As discussed in Section III of this opinion, the Orbans must prove their alleged injuries were the natural and probable consequence of Krull's disclosure. There is evidence in the record that creates the possible inference that Agent Albrecht used Krull's disclosure to file charges against the Orbans. Appellants' App. pp. 300-01. However, the Orbans themselves referred to Krull's disclosure as information "everyone now knows was exculpatory evidence subsequently lost or destroyed by the State." Br. of Appellants at 24. If the documents disclosed by Krull were exculpatory, it is difficultbut not impossible to comprehend how their release facilitated the filing of charges or the end of Melching and Richard's partnership. But, since more than one inference can be gathered from the undisputed facts concerning this issue, summary judgment is inappropriate.
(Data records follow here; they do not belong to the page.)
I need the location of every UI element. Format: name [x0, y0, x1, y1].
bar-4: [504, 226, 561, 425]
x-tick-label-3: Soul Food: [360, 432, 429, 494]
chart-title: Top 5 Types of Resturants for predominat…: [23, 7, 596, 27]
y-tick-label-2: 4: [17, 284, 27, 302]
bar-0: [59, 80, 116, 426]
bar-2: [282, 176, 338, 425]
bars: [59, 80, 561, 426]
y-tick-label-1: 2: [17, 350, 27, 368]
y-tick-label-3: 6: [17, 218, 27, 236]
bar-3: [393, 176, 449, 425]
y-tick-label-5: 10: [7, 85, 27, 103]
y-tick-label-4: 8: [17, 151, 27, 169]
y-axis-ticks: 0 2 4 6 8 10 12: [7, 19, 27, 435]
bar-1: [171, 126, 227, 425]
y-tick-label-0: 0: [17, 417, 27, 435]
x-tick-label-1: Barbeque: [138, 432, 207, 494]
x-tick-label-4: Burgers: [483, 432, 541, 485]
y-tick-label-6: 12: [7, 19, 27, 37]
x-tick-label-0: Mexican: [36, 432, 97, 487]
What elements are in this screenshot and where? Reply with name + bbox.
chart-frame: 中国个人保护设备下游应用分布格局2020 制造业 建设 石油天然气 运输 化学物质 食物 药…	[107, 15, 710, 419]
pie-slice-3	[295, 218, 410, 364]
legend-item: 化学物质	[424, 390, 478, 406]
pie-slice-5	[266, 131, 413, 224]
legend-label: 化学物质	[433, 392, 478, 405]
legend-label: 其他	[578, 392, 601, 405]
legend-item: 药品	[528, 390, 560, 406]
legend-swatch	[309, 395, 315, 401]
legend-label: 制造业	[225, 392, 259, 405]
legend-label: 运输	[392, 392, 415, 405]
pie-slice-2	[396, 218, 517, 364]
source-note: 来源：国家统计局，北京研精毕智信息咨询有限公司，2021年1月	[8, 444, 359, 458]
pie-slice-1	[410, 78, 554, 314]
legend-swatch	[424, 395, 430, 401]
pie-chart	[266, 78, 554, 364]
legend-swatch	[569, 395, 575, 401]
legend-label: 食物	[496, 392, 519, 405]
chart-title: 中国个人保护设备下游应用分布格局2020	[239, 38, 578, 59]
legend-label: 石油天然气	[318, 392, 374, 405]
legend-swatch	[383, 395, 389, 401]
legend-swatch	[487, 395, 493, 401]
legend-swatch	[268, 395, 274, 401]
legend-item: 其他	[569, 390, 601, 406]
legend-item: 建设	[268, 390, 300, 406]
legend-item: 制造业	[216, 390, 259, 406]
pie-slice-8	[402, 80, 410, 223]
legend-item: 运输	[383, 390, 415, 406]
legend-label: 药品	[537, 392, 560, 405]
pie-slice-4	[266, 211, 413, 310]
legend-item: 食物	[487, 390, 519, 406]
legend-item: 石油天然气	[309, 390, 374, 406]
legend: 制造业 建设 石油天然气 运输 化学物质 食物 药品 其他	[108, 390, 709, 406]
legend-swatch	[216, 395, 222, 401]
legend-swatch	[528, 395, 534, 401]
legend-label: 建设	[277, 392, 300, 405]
The undisputed facts establish Krull had a duty of confidentiality and breached that duty. However, insofar as the Orbans are arguing the issue, they are not entitled to summary judgment on the issue of the proximate cause of their alleged injuries.
Conclusion
Both parties have failed to meet their burden of establishing they are entitled to judgment as a matter of law.
Affirmed in part, reversed in part, and remanded.
SHARPNACK, J., and VAIDIK, J., concur.
NOTES
[1] We observe that Appellants' counsel failed to comply with Indiana Appellate Rule 46(A)(10) by failing to include the appealed order in his brief. See Ind. Appellate Rule 46(A)(10) (The appellant's "brief shall include any written opinion, memorandum of decision or finding of fact and conclusions thereon relating to the issues raised on appeal.").
[2] Many of Krull's factual assertions are not supported by citation to the record and the Orbans encourage us to waive Krull's designated facts. Reply Br. of Appellants at 14 (citing Ind. Appellate Rule 46(B)). It is within an appellate court's discretion to waive designated facts when the facts are not properly cited. Northside San. Landfill, Inc. v. Envtl. Mgmt. Bd., 458 N.E.2d 277, 279 n. 1 (Ind.Ct.App.1984). As our independent examination of the record has located the facts designated by Krull, we find the policy supporting waiver inapplicable and reject the Orbans' invitation.
[3] Krull could not specifically recall what documents he disclosed, and both parties allege the documents at issue are unavailable. Br. of Appellants at 24; Br. of Appellee at 10.